Zum Wissenschaftsjahr 2018
Fossilien-Rätsel aus der Urzeit gelöst - aus drei Arten wird eine

Fossilien-Rätsel aus der Urzeit gelöst - aus drei Arten wird eine

Xianguangia sinica zählt als Nesseltier

Kasseler Gastwissenschaftler klärt Geheimnis um kambrische Fossilien

Drei Fossilien aus dem Frühkambrium haben der Wissenschaft lange Zeit Kopfzerbrechen bereitet. Jetzt hat das Rätselraten ein Ende.

Alle drei gehören zu demselben Urwesen – dem Nesseltier. Das zeigen Untersuchungen neuer, über 500 Millionen Jahre alter Funde aus der sogenannten Chengjiang-Lagerstätte. Maßgeblich beteiligt an der Entdeckung war der Paläontologe Qiang Ou, Gastwissenschaftler an der Universität Kassel. Der Befund liefert neue Erkenntnisse über die Evolution der Artenvielfalt während der kambrischen Explosion. Gemeint ist damit das massive Auftreten neuer Arten im kambrischen Zeitalter vor etwa 530 Millionen Jahren.

Nesseltiere sind lebende Fossilien. Sie bestehen zu 99 Prozent aus Wasser. Sie haben kein Blut, kein Hirn und kein Herz. Zu den ältesten heute noch lebenden Tieren zählen unter anderem Seeanemonen, Quallen und Korallen. Nesseltiere haben im Verlauf von Millionen Jahren jeden Lebensraum unter Wasser erobert, von der Antarktis bis in die Tropen, von der Tiefsee bis ins Süßwasser. Ihre Fähigkeit zur Regeneration reizt zur Legendenbildung. Ähnlich wie die aus der griechischen Mythologie bekannte vielköpfige „Hydra von Lerna“ können viele Polypen ihre mit giftigen Nesselzellen besetzten Köpfe regenerieren.

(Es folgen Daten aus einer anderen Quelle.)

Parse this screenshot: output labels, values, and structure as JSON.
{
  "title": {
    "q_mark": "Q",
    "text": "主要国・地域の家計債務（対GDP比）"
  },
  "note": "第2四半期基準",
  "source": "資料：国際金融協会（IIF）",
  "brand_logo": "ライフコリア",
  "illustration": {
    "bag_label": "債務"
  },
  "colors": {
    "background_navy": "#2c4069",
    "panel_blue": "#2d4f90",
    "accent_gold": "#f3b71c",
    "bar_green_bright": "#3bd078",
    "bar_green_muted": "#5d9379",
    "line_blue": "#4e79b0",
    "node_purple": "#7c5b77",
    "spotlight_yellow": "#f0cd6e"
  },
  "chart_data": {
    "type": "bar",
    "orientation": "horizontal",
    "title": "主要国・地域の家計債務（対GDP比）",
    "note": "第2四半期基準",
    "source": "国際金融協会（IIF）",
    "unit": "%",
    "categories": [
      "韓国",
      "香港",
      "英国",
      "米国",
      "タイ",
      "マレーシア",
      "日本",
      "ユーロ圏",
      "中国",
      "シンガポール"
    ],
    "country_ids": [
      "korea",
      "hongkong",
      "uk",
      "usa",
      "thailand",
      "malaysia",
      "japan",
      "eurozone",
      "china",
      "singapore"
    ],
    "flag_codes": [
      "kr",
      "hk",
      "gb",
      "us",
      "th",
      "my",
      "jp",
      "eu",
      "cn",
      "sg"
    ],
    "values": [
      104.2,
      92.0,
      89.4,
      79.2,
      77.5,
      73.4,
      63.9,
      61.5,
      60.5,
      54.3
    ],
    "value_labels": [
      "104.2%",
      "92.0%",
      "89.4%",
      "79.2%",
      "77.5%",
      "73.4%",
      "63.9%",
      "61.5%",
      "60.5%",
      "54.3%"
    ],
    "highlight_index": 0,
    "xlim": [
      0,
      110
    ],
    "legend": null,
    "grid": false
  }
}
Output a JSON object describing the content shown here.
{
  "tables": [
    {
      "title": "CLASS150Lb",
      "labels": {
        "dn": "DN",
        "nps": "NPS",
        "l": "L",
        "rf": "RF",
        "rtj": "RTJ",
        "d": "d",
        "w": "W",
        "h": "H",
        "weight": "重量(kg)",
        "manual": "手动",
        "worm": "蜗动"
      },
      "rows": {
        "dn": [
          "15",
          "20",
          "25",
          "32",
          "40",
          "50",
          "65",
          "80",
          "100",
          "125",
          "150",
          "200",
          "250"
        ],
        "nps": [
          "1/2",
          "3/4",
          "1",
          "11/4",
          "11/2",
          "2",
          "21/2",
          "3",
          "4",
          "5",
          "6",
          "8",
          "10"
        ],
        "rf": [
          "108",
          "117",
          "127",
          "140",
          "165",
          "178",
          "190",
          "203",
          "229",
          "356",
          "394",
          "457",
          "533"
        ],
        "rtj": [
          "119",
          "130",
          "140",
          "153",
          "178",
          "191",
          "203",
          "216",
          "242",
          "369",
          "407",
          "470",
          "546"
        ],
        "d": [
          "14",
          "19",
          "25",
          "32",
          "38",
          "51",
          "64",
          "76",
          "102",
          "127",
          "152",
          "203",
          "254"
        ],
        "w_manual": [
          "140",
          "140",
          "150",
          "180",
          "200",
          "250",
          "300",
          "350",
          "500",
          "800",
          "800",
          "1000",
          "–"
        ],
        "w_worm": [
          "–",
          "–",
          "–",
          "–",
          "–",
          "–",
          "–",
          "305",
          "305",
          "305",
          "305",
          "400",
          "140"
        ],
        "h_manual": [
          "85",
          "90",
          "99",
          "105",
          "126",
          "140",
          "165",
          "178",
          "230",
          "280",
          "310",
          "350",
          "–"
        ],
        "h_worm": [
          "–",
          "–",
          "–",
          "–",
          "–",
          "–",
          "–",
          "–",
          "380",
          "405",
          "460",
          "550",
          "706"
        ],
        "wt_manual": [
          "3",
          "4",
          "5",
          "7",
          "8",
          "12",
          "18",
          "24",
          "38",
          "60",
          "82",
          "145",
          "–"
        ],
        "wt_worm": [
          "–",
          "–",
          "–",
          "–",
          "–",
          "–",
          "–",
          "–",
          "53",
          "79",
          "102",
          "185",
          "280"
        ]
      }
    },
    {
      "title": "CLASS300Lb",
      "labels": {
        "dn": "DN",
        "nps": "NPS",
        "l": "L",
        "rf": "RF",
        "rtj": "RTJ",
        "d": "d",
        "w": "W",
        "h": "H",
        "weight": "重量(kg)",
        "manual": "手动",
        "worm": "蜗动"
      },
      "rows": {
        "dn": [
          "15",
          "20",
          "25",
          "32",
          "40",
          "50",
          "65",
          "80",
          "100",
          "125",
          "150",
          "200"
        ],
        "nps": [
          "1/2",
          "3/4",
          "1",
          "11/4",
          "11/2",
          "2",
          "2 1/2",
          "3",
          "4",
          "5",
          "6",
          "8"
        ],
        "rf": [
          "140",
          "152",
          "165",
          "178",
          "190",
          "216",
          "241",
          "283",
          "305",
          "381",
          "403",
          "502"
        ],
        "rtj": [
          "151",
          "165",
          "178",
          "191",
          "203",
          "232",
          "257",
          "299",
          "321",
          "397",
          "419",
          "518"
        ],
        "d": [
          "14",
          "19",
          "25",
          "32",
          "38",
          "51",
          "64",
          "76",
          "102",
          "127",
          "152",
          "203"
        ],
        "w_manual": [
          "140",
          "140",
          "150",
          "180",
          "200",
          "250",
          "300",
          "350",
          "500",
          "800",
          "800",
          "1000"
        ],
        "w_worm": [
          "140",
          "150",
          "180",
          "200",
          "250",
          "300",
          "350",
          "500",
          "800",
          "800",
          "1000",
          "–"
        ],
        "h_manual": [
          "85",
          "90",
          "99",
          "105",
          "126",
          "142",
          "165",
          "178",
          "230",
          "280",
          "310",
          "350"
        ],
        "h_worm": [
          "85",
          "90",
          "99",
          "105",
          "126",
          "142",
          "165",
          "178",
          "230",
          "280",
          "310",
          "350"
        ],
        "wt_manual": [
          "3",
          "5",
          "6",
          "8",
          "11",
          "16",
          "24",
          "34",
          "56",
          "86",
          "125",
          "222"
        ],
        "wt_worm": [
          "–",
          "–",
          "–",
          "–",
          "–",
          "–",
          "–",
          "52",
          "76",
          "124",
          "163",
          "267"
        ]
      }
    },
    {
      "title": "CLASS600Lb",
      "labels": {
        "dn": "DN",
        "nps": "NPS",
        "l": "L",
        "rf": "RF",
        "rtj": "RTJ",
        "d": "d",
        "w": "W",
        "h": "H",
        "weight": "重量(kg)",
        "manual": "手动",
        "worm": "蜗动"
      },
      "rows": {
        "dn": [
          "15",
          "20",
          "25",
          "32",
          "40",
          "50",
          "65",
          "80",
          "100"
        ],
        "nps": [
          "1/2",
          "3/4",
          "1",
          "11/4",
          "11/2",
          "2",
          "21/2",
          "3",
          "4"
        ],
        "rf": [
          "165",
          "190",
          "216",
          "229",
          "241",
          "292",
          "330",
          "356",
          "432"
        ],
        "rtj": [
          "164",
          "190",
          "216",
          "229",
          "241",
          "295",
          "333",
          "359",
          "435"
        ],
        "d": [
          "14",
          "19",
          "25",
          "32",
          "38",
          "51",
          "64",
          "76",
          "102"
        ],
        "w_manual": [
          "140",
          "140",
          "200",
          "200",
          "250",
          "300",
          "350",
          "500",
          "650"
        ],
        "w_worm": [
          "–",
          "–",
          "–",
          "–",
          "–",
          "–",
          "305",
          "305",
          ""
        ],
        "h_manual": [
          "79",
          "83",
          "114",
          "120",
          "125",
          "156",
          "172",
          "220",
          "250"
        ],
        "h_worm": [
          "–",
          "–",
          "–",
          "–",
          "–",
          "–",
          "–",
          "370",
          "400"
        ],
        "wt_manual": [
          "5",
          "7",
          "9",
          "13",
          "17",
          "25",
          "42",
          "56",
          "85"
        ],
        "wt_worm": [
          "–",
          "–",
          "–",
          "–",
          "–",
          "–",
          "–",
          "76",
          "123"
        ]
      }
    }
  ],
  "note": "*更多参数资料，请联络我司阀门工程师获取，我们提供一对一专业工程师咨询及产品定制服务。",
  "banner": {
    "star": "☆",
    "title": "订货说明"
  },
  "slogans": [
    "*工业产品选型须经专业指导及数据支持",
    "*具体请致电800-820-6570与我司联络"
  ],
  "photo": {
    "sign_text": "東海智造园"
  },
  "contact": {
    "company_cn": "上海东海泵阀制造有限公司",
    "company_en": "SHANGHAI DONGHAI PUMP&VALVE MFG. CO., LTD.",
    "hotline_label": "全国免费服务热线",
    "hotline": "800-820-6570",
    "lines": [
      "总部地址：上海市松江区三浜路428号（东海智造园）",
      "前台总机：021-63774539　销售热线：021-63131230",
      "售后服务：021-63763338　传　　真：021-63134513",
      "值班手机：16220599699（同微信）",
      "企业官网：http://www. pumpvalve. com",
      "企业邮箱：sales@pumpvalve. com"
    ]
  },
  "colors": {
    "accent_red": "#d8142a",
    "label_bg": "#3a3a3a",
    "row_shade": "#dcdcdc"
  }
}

Die Evolution überrascht uns immer wieder. Nun hat das Nesseltier „Zuwachs“ bekommen. Nach Erkenntnissen von Qiang Ou, Professor Georg Mayer und weiteren Forscherinnen und Forschern gehört das vor etwa 520 Millionen Jahren lebende Urtier „Xianguangia sinica“, anders als bislang angenommen, zur Stammgruppe der Nesseltiere. Das circa fünf Zentimeter große Fossil ähnelte einem Polypen. Allerdings besaß es eine zusätzliche Leibeshöhle, die offenbar als Hydroskelett diente. Dazu kam noch eine Ankervorrichtung an der Körperbasis. Federartige Tentakel, die mit zahlreichen Wimpern besetzt waren und wohl der Nahrungsaufnahme dienten, inspirierten die Wissenschaftlerinnen und Wissenschaftler zu dem Rufnamen „Federpolyp“. Das Urwesen „(...) war ein sogenannter Suspensionsfresser“, stellt Mayer fest. Organisches Material wurde durch Wimpernschlag aus dem Wasser gefiltert und dann in Richtung Mund befördert. Das revidiert die gängige Annahme, dass sich „Xianguangia sinica“ wie die heutigen Nesseltiere räuberisch ernährte.

Das Forscherteam widmete sich noch zwei weiteren Fossilien. Deren Einordnung löste bis dato Widersprüche aus. Auch das konnte geklärt werden. Bei den Fossilien „Chengjiangopenna wangii“ und „Galeaplumosus abilus“ handelt es sich lediglich um Körperfragmente von „Xianguangia sinica“. Fälschlicherweise galten beide Fossilien als zwei eigenständige Arten.

Die Ergebnisse der Studie, unlängst im Journal „Proceedings of the National Academy of Sciences“ (PNAS) veröffentlicht, machen eins deutlich: Die Vielfalt der urzeitlichen Nesseltiere war größer als bisher bekannt. Untersuchungen von Funden aus der Chengjiang-Lagerstätte haben in den letzten Jahrzehnten des Öfteren unser Verständnis der Evolution im kambrischen Zeitalter erweitert. Der „Federpolyp“ ist nur ein Kind der kambrischen Explosion. Viele verwandte Fossilien sind noch gar nicht ausgewertet.